The safest sweeteners appear to be sugar in small amounts and sugar alcohols (such as erythritol, xylitol). In the case of sugar alcohols, it is useful to know that erythritol is by far the least likely of the sugar alcohols to cause diarrhea in excessive amounts and has almost no calories, being excreted largely unchanged in the urine. Another possibility for a safe sweetener is Palatinose™ (isomaltulose, a disaccharide composed of glucose and fructose linked by an alpha-1,6-glycosidic bond), a natural sugar found in honey and sugar cane extract that is digested only very slowly, has a low glycemic index, and increases insulin levels very little. Palatinose is also easy on teeth, as it is not usable by oral bacteria. (See “Isomaltulose” in Wikipedia.)

References

  • Abou-Donia, El-Masry, Abdel-Rahman, McLendon, Schiffman. Splenda alters gut microflora and increases intestinal p-glycoprotein and cytochrome p-450 in male rats. J Toxicol Environ Health A. 71(21):1415-29 (2008).

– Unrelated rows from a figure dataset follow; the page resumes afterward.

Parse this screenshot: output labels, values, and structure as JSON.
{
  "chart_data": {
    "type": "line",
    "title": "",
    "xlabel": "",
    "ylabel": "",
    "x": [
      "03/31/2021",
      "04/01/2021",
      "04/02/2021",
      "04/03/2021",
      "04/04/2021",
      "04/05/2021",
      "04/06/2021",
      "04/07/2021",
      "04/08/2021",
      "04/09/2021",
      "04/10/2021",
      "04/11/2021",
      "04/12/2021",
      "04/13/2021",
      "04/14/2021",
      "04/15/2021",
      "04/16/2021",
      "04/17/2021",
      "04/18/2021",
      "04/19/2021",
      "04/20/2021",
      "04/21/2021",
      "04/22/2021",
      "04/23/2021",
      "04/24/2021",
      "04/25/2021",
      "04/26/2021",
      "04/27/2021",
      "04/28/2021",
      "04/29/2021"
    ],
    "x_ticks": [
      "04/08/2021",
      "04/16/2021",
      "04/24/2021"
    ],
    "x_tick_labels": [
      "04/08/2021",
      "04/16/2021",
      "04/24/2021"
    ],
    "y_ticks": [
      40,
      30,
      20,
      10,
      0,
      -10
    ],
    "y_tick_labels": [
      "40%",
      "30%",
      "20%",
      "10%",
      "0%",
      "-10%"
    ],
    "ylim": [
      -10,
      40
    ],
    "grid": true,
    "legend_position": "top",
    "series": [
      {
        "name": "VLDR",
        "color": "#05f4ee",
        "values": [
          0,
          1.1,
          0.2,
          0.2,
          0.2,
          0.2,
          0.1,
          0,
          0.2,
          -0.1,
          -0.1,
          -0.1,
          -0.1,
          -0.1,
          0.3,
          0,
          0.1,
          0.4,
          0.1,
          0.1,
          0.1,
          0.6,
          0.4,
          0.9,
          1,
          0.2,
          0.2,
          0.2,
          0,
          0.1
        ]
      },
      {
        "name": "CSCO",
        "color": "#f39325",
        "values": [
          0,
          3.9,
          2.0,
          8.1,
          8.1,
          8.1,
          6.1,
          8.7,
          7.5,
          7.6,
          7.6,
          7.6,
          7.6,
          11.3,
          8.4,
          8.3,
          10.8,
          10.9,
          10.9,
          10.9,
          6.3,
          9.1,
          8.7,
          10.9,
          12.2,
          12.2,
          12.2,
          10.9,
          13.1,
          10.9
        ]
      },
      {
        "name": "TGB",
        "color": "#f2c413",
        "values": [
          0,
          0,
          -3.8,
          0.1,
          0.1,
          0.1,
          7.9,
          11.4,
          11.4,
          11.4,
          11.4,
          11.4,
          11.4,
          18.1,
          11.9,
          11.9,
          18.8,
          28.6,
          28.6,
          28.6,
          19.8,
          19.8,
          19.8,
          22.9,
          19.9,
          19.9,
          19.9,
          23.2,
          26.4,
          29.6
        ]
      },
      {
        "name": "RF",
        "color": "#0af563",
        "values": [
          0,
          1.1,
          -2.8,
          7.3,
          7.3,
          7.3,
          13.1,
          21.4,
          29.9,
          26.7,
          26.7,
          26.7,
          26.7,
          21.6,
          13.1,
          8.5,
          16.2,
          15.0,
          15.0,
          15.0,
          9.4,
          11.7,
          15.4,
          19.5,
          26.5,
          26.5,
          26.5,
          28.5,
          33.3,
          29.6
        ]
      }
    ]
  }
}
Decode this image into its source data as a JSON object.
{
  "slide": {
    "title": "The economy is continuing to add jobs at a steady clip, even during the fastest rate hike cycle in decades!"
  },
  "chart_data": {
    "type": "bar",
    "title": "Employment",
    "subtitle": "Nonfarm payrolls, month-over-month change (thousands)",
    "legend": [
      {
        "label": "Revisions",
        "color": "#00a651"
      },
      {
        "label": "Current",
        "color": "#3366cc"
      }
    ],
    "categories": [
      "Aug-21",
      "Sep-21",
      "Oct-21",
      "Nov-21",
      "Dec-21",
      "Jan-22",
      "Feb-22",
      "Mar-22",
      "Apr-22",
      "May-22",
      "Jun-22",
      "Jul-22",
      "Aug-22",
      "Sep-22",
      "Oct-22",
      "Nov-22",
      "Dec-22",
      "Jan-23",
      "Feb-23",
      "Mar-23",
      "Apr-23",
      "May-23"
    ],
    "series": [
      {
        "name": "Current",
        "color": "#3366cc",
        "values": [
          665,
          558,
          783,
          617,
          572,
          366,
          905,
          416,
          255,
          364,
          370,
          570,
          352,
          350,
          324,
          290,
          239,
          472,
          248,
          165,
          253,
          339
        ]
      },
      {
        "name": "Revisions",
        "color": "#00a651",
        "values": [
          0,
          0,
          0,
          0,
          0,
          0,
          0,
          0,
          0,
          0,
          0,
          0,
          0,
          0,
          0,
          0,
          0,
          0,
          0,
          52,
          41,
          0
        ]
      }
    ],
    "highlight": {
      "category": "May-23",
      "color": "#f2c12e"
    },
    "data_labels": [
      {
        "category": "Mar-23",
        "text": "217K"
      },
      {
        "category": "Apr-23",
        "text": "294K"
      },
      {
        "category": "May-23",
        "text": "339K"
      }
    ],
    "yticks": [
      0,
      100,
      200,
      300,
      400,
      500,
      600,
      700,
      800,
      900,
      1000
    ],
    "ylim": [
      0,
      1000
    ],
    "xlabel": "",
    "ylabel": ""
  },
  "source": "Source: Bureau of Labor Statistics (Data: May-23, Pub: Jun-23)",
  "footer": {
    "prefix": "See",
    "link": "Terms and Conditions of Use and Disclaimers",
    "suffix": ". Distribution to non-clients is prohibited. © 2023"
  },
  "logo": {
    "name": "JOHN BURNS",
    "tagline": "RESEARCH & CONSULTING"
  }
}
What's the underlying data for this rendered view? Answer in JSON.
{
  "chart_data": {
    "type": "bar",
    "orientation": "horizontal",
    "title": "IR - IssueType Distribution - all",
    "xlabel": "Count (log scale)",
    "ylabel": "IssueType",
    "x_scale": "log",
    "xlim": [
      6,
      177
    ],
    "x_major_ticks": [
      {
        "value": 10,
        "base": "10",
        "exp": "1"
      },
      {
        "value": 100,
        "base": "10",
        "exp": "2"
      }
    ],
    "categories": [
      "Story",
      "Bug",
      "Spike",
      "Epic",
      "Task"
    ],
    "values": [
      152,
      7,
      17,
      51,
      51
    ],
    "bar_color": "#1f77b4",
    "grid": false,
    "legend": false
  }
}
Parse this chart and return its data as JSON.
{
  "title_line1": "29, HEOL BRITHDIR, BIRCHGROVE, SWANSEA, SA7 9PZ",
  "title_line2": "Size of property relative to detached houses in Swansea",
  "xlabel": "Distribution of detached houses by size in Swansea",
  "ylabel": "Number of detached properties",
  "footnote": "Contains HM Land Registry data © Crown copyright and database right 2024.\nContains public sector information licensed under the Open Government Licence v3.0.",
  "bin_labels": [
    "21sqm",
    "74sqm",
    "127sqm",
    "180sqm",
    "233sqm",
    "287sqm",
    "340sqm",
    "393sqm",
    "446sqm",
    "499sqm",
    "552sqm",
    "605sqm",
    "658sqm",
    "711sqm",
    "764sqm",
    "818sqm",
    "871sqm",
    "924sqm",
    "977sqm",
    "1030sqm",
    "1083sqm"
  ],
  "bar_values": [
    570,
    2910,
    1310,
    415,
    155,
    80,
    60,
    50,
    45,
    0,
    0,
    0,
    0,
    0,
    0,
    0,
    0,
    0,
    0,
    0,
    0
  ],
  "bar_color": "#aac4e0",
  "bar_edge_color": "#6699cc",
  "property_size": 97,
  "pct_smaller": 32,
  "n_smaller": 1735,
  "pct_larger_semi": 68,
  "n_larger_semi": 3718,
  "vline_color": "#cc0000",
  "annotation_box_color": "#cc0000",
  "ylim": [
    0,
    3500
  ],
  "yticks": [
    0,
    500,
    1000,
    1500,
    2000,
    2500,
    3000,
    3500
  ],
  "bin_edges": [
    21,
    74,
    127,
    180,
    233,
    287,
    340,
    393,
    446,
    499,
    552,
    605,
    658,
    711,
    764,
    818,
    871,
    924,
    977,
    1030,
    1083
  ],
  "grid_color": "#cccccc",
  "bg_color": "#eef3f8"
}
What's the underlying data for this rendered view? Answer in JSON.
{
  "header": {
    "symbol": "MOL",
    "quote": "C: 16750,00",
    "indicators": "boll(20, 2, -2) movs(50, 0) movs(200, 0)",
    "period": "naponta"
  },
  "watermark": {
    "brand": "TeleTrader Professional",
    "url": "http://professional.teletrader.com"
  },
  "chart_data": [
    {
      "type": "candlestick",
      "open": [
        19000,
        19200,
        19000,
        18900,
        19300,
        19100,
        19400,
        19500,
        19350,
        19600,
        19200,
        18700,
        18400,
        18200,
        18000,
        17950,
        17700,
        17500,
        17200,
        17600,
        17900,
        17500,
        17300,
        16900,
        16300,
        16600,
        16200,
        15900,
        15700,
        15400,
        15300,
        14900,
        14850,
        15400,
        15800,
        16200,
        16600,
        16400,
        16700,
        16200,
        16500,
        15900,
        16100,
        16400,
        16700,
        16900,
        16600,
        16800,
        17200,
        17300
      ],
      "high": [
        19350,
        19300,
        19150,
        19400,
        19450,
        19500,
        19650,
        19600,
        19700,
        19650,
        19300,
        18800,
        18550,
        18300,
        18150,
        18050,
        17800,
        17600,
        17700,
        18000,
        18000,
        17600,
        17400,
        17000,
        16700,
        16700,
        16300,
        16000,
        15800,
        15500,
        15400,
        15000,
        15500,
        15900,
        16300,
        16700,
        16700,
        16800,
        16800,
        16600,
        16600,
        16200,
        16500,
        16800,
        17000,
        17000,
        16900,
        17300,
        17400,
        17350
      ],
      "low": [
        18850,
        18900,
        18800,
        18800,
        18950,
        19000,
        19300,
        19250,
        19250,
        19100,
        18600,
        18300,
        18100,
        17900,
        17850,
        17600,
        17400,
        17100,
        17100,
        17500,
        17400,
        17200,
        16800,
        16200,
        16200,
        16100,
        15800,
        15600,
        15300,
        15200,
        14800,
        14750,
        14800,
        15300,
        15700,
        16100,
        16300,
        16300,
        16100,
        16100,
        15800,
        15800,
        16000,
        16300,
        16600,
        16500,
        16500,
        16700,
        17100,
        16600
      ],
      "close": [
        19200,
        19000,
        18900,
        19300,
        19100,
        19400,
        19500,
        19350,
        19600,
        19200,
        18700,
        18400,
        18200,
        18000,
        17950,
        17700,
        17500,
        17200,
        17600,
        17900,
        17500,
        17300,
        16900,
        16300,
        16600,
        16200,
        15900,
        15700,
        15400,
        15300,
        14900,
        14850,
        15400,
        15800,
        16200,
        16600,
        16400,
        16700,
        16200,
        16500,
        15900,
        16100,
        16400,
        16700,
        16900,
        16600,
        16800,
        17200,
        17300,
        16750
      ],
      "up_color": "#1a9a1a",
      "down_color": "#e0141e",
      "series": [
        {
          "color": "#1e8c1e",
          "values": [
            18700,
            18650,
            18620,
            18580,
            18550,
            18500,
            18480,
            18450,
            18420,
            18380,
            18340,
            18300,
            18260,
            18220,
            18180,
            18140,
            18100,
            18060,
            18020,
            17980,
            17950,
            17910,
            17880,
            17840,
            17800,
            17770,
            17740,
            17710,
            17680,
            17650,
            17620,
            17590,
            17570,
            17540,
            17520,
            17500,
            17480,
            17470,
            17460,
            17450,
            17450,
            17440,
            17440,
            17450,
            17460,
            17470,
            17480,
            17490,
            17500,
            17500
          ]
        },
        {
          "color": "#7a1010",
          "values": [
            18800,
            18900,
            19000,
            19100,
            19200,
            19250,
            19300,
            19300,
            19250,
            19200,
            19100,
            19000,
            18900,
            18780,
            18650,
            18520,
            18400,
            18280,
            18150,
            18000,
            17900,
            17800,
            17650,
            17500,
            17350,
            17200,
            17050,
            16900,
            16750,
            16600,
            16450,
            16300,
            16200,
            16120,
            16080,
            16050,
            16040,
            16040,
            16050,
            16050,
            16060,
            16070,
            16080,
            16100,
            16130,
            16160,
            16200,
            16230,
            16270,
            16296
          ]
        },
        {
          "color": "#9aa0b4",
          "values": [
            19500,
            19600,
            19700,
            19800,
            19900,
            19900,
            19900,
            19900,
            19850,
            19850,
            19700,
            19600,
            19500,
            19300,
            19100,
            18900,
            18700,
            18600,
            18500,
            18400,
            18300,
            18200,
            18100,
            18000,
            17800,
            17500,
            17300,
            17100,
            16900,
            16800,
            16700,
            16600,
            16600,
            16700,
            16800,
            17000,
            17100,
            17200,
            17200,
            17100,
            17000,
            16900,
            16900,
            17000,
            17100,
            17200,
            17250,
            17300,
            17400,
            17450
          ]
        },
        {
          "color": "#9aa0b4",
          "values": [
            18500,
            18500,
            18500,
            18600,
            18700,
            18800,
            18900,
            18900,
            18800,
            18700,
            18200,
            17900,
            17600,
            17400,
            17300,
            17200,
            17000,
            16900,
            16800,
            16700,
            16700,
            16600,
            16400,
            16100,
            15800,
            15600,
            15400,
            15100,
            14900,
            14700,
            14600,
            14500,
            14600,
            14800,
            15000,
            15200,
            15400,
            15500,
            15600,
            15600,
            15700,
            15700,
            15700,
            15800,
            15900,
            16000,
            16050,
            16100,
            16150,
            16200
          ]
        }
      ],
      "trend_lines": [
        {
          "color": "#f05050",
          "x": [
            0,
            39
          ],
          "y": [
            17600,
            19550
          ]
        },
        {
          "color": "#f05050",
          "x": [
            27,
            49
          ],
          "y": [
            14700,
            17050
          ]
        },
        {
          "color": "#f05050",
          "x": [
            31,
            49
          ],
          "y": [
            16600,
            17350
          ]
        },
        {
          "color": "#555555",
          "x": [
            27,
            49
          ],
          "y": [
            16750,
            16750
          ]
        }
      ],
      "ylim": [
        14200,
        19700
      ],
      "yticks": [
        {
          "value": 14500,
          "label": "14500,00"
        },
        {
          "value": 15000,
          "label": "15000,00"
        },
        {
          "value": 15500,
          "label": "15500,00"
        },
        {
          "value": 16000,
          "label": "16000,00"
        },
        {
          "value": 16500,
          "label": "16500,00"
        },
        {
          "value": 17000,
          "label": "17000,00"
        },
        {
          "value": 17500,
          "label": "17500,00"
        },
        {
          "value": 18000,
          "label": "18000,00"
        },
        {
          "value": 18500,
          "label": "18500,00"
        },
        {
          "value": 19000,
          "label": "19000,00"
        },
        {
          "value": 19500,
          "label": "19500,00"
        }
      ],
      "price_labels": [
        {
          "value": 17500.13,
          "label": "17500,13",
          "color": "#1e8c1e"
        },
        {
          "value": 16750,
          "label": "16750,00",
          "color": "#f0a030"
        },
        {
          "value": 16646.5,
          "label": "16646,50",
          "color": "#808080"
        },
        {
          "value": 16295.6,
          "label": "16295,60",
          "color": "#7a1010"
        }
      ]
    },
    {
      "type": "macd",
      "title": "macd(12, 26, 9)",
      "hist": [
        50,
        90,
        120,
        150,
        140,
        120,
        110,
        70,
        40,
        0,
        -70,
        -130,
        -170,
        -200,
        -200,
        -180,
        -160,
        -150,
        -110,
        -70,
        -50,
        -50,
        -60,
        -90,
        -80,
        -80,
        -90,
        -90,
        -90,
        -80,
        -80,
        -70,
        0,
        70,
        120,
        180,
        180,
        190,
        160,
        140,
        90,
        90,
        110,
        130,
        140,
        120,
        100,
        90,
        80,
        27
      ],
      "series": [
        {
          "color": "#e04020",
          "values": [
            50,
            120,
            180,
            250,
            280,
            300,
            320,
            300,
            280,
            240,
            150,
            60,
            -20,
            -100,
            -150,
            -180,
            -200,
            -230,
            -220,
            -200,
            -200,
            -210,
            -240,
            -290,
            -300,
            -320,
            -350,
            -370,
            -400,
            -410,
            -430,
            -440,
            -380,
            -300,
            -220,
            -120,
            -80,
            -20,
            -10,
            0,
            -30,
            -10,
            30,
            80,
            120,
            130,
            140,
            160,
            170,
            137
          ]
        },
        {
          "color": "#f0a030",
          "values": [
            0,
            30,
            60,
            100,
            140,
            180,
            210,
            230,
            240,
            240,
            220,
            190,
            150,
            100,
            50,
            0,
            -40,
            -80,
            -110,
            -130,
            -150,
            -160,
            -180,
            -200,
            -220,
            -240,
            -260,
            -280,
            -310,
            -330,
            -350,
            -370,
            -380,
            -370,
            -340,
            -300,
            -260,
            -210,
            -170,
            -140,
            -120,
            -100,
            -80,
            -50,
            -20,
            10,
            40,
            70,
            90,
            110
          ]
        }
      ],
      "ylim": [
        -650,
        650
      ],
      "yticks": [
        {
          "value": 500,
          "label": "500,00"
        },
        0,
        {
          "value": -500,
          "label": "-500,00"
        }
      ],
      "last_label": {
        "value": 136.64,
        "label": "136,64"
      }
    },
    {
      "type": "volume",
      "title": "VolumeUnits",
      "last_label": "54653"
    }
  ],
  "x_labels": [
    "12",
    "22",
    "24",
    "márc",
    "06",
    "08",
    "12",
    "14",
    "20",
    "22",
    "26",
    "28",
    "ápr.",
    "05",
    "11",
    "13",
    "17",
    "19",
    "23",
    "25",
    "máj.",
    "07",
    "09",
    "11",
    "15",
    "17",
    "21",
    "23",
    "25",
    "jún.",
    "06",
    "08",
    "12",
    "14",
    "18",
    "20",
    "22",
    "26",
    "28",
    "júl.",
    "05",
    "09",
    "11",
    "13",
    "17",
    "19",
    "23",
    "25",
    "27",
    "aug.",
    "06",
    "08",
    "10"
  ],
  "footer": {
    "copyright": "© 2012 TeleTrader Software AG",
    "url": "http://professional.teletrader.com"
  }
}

  • Chung and Lee. Genotoxicity assessment of erythritol by using short-term assay. Toxicol Res. 29(4):249-55 (2013).
  • Schiffman. Rationale for further medical and health research on high-potency sweeteners. Chem Senses. 37:671-9 (2012).
  • Schiffman and Rother. Sucralose, a synthetic organochlorine sweetener: overview of biological issues. J Toxicol Environ Health B Crit Rev. 16:399-451 (2013).